EPW Ranking Member Vitter has repeatedly stated his concern over the substantial usage of these secretive tactics in numerous letters to the Administration and opinion editorials.

On April 2, 2013, Sen. Vitter and Sen. Jeff Sessions (R-Ala.), Ranking Member of the Subcommittee on Clean Air and Nuclear Safety, wrote to Gina McCarthy, nominee to head the U.S. Environmental Protection Agency, regarding the "Startup, Shutdown, and Malfunction" (SSM) rule proposed in response to a "sue-and-settle" agreement the EPA made with the Sierra Club in 2011.

In an April 9, 2013 letter to Sen.

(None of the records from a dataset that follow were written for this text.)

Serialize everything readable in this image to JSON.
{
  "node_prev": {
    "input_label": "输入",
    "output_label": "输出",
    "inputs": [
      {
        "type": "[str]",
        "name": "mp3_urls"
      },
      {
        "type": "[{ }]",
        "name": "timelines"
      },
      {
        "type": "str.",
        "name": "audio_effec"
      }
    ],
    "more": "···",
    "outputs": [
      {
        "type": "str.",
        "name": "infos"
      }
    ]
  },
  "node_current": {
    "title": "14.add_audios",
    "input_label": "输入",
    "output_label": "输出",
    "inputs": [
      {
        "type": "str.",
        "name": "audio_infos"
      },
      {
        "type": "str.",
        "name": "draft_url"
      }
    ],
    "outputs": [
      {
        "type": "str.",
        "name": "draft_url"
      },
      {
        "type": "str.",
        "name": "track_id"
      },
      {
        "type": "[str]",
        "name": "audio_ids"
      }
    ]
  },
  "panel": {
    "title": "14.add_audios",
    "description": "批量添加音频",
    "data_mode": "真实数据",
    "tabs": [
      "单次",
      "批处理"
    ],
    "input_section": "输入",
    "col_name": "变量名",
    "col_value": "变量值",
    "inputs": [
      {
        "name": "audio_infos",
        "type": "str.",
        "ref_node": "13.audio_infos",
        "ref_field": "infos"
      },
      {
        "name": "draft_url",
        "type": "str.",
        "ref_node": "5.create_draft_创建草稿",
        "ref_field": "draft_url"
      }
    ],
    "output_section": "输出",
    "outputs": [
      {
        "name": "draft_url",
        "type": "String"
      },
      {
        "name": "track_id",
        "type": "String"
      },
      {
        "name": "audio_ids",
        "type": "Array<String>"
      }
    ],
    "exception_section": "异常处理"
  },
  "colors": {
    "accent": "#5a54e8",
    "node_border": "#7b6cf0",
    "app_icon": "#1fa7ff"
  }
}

Vitter, Associate Administrator Arvin Ganesan wrote, "The EPA is committed to [providing, on a public website, all notices of intent to sue]," and that the EPA's publicly available website "is currently under construction... Going forward, newly received notices will be added on an ongoing basis each month."

While this is a necessary first step, EPA has yet to delve deeper into the issue of allowing impacted parties have a say in these "sue and settle" agreements. This is a critical change that the Agency must adopt.

Examples and the Costly Impacts of Sue-and-Settle

Regional Haze: States are supposed to regulate regional haze, however, EPA is usurping state control of the program, in an attempt to shut down coal-fired power plants. EPA and state officials disagreed over which emissions controls were required at a number of coal-fired power plants for compliance with the program. Environmental groups filed lawsuits alleging EPA failed to meet non-discretionary deadlines to act on the state SIPs. Rather than litigate these cases, EPA chose to settle and require FIPs several times more expensive than the state's SIPs. EPA's plan for Oklahoma will cost $1.2 billion more than the state's SIP. In Arizona, the Navajo Generating Station installed low NOx burners at a cost of $45 million; yet EPA's preferred SCR system will cost more than $700 million. In Wyoming, EPA's FIP is projected to impose $96 million per year in additional costs.

Cross State Air Pollution Rule (CSAPR): July 6, 2011 EPA finalized the Cross State Air Pollution Rule (CSAPR) requiring 27 upwind States to reduce SOx and NOx emissions that may contribute to downwind nonattainment for ozone and particulate matter. Setting a compliance deadline of just 6 months later (January 1, 2012) the final rule usurped cooperative federalism forcing Federal Implementation Plans (FIPs) on the States to comply with the cap established in their emission budgets. It also added several States to the rule which were not included in the proposal. In response to the rule multiple utilities announced in order to comply the closures of facilities and mining operations would be necessary. A study by Charles River Associates, based on the draft rule, estimated an increase in consumer power prices of as much as $514 million per year in 2012 and 2013. (On August 21, 2012, the D.C. Circuit issued a 2-1 opinion in EME Homer City v. EPA vacating the Cross-State Air Pollution Rule (CSAPR); January 24, 2013 U.S. Court of Appeals for the District of Columbia issued the order denying a rehearing); EPA petitioning for cert. to the Supreme Court.